Tenemos ahora la oportunidad del desierto cuaresmal, la posibilidad de entrar en nuestro interior para descubrir los engaños del viejo Adán y dejarnos iluminar por Cristo, el nuevo Adán cabeza de la humanidad.
Al tratar de penetrar en el corazón de Adán, no hacemos otra cosa que bucear en nuestro propio corazón, allí encontraremos todos nuestros errores: egoísmos, injusticias, envidias, rencores, venganzas, excesos, todo aquello que nos aleja de Dios porque hemos sido débiles ante las tentaciones que nos ofrece el mundo y buscamos la ansiada felicidad por caminos errados que nos enemistan con el Dios del amor, quién nos ofrece la felicidad a través de la paz, la justicia, la solidaridad, el perdón y la reconciliación con los hermanos.
Vemos como desde la oscuridad la serpiente simbólica nos tiende la mano con el fruto prohibido y evocamos de que manera, convencidos de ejercer la propia autonomía fuimos objeto de una intensa sugestión, una y otra vez por parte de aquello que prometiéndonos vida y felicidad, encerraba un germen de muerte y perdición.
Todo hombre tiene tentaciones, ya que habiendo sido creado libre, siempre tiene delante dos caminos, dos posibilidades de obrar generalmente una es buena y la otra mala. Esta dualidad de horizontes constituye la tentación.

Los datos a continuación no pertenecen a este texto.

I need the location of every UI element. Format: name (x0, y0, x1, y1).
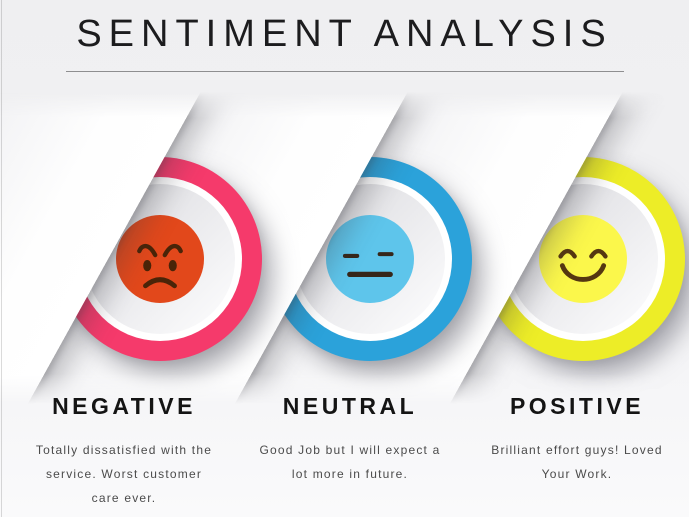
negative-label-block: NEGATIVE Totally dissatisfied with the s… (8, 393, 240, 510)
neutral-face-icon (326, 215, 414, 303)
positive-badge (481, 157, 685, 361)
diagonal-paper-band (0, 92, 689, 404)
negative-description-line: Totally dissatisfied with the (35, 443, 213, 457)
positive-description-line: Brilliant effort guys! Loved (491, 443, 663, 457)
neutral-description-line: Good Job but I will expect a (259, 443, 441, 457)
positive-description-line: Your Work. (541, 467, 613, 481)
positive-heading: POSITIVE (509, 393, 645, 419)
negative-heading: NEGATIVE (52, 393, 196, 419)
happy-face-icon (539, 215, 627, 303)
angry-face-icon (116, 215, 204, 303)
neutral-label-block: NEUTRAL Good Job but I will expect a lot… (234, 393, 466, 486)
left-edge-seam (1, 0, 2, 517)
negative-description-line: service. Worst customer (45, 467, 203, 481)
header: SENTIMENT ANALYSIS (0, 0, 689, 92)
title-divider (66, 71, 624, 72)
neutral-description-line: lot more in future. (291, 467, 409, 481)
neutral-heading: NEUTRAL (282, 393, 418, 419)
positive-label-block: POSITIVE Brilliant effort guys! Loved Yo… (461, 393, 689, 486)
page-title: SENTIMENT ANALYSIS (76, 13, 613, 55)
negative-description-line: care ever. (91, 491, 157, 505)
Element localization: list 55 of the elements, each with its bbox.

Si elegimos la vía correcta, crecemos y maduramos, si optamos por la equivocada nos denigramos.
No es posible vivir sin tentaciones, si alguien dijera que no las tiene deberíamos suponerlo deshumanizado, ya que no aparecerían los desafíos de la libertad.
Jesús fue tentado durante toda su vida. Nosotros también seremos tentados toda la vida, estemos preparados para ello. Las tentaciones se intensifican a medida que uno va aproximándose a su ideal.
Los evangelistas quisieron enseñarnos que si Jesús como hombre pudo superar las tentaciones, también todo hombre puede hacerlo. Nunca una tentación está por encima de las fuerzas humanas, nadie puede poner de pretexto cuando caiga, de que la tentación fue más fuerte que él, ya que desde Cristo en adelante quiénes se dejan guiar por el Espíritu salen victoriosos. Pero si hemos sido débiles y hemos caído, debemos tener el valor de levantarnos, porque Cristo siempre nos está ofreciendo su amor y su perdón.
Como nos dice San Antonio de Padua “Roguemos al mismo Jesucristo y pidámosle nos conceda llegar con espíritu contrito al desierto de la confesión, para que podamos recibir en esta cuaresma el perdón de nuestras iniquidades”.